GUSTAVO ARCOS: EL CINE CUBANO Y SU CARPE DIEM

Este texto publicado por Gustavo Arcos en On Cuba es de los que me gustaría estar discutiendo en foros oficiales, no para sumar lamentos al ya interminable inventario de quejas e insatisfacciones que ha caracterizado, en la última década, las polémicas relacionadas con el audiovisual hecho por cubanos, sino para construir escenarios más inclusivos con las nuevas prácticas cinematográficas. Podrá ser un texto incómodo, con el cual es legítimo estar de acuerdo a medias, pero lo interesante es eso, que moviliza ideas, y las pone en función de examinar ese aquí y ahora que el sistema institucional pareciera condenar a la indiferencia.

Entre las cosas que soñé se lograra en Camagüey, aprovechando ese espacio único que es La calle de los cines, está ese festival o muestra del audiovisual cubano, donde se viera como algo natural lo mismo la más reciente producción del ICAIC que el último telefilme producido por RTV Comercial. Hubiese sido un primer paso en la actualización de nuestro modelo de representación del cine cubano (si el modelo económico se está reformulando, ¿por qué este otro no?).

Coincido con Gustavo Arcos: el audiovisual cubano más vivo no puede estar. Las que han envejecido y están en fase terminal son las estrategias institucionales que legitiman lo que es cine cubano o no, de acuerdo a las reglas establecidas en el siglo XX.

Juan Antonio García Borrero

EL CINE CUBANO Y SU CARPE DIEM

22 septiembre, 2015

Por: Gustavo Arcos Fernández-Britto

Muchos intelectuales vinculados al cine piensan que el Instituto Cubano de Arte e Industria Cinematográficos ha sido desmantelado y aunque su acta de defunción no está firmada, todos sabemos que nada de lo que fue, es.

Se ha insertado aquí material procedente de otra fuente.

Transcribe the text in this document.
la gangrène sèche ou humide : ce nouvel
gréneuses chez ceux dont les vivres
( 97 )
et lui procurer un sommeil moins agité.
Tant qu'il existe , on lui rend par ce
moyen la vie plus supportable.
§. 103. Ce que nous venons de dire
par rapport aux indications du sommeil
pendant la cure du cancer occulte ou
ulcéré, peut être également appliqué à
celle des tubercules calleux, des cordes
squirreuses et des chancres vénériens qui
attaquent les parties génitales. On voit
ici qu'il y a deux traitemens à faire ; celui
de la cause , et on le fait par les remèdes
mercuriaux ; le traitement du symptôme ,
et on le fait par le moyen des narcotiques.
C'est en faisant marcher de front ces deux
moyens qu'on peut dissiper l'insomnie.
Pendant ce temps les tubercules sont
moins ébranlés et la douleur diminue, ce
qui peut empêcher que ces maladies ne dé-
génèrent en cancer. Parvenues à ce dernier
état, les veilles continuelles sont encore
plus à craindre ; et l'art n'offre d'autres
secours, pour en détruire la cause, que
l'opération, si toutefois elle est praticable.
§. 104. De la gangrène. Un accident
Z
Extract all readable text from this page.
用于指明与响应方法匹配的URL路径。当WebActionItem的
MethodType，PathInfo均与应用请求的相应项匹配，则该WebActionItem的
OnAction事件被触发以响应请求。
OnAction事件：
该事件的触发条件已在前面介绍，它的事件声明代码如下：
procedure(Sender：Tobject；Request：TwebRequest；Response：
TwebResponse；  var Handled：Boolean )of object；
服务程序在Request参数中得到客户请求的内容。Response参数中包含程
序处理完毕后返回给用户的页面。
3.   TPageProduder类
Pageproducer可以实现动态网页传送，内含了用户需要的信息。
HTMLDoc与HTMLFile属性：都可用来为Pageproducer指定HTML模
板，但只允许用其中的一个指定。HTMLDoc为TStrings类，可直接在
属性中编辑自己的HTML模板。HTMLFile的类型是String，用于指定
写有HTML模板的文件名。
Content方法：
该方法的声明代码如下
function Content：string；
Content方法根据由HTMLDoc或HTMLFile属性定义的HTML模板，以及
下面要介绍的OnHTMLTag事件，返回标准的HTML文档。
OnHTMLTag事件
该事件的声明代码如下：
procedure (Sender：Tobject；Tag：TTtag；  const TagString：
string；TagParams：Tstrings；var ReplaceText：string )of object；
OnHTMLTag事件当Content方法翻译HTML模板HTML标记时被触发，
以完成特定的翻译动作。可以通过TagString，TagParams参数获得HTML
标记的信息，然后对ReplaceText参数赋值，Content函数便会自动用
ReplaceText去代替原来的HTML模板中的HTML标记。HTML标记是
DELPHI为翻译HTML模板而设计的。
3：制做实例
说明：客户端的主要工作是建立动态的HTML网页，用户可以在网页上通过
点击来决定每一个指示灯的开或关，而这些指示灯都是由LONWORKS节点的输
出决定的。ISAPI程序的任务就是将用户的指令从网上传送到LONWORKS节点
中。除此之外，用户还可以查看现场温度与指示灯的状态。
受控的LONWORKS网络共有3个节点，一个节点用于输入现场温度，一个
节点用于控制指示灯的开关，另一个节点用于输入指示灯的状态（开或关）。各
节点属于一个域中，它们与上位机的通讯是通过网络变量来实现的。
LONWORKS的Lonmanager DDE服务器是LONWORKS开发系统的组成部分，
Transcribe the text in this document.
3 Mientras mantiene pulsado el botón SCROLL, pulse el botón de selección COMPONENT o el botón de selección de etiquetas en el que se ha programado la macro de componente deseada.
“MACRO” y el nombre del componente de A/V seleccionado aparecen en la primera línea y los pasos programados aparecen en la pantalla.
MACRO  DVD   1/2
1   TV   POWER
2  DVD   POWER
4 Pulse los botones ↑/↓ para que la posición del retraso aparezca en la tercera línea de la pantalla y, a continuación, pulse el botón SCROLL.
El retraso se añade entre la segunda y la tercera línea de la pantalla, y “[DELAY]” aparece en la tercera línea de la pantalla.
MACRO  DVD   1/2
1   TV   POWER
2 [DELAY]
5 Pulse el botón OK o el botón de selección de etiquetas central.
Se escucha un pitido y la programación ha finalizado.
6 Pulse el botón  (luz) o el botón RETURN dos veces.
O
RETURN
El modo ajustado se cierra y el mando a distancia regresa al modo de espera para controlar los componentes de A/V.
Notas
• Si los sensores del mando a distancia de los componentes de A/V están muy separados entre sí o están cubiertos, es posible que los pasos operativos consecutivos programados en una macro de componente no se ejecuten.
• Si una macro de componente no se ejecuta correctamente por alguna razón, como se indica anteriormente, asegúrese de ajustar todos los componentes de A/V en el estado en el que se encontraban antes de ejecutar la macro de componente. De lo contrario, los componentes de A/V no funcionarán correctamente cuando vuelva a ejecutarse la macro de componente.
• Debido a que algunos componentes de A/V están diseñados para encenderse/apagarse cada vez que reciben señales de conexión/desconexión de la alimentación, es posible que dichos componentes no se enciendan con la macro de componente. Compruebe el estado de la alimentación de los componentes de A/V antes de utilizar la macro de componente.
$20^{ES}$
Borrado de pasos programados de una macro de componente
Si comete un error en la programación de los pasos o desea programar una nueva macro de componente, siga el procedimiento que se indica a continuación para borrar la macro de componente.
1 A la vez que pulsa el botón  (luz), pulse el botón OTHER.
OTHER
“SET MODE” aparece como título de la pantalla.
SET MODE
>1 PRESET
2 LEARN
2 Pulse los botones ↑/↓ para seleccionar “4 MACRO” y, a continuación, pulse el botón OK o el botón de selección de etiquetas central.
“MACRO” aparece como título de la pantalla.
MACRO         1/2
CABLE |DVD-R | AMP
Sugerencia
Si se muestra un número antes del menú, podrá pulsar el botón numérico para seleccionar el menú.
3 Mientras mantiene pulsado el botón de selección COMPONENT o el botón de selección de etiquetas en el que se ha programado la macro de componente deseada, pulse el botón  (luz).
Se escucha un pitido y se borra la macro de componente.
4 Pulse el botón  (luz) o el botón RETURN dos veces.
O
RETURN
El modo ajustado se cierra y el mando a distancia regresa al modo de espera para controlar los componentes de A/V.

Sobrevive gracias a ese capital simbólico que un día lo llevó a ser uno de los mayores y más sólidos proyectos culturales de la nación. La línea conservadora que tantas veces intentó acabar con la institución (recordar los sucesos alrededor del corto PM en 1961, los ataques durante el Congreso de Educación y Cultura en 1971 o el incidente alrededor de Alicia en el pueblo de maravillas en el 1991) debe estar de fiesta. El ICAIC ha muerto. ¡Gloria eterna!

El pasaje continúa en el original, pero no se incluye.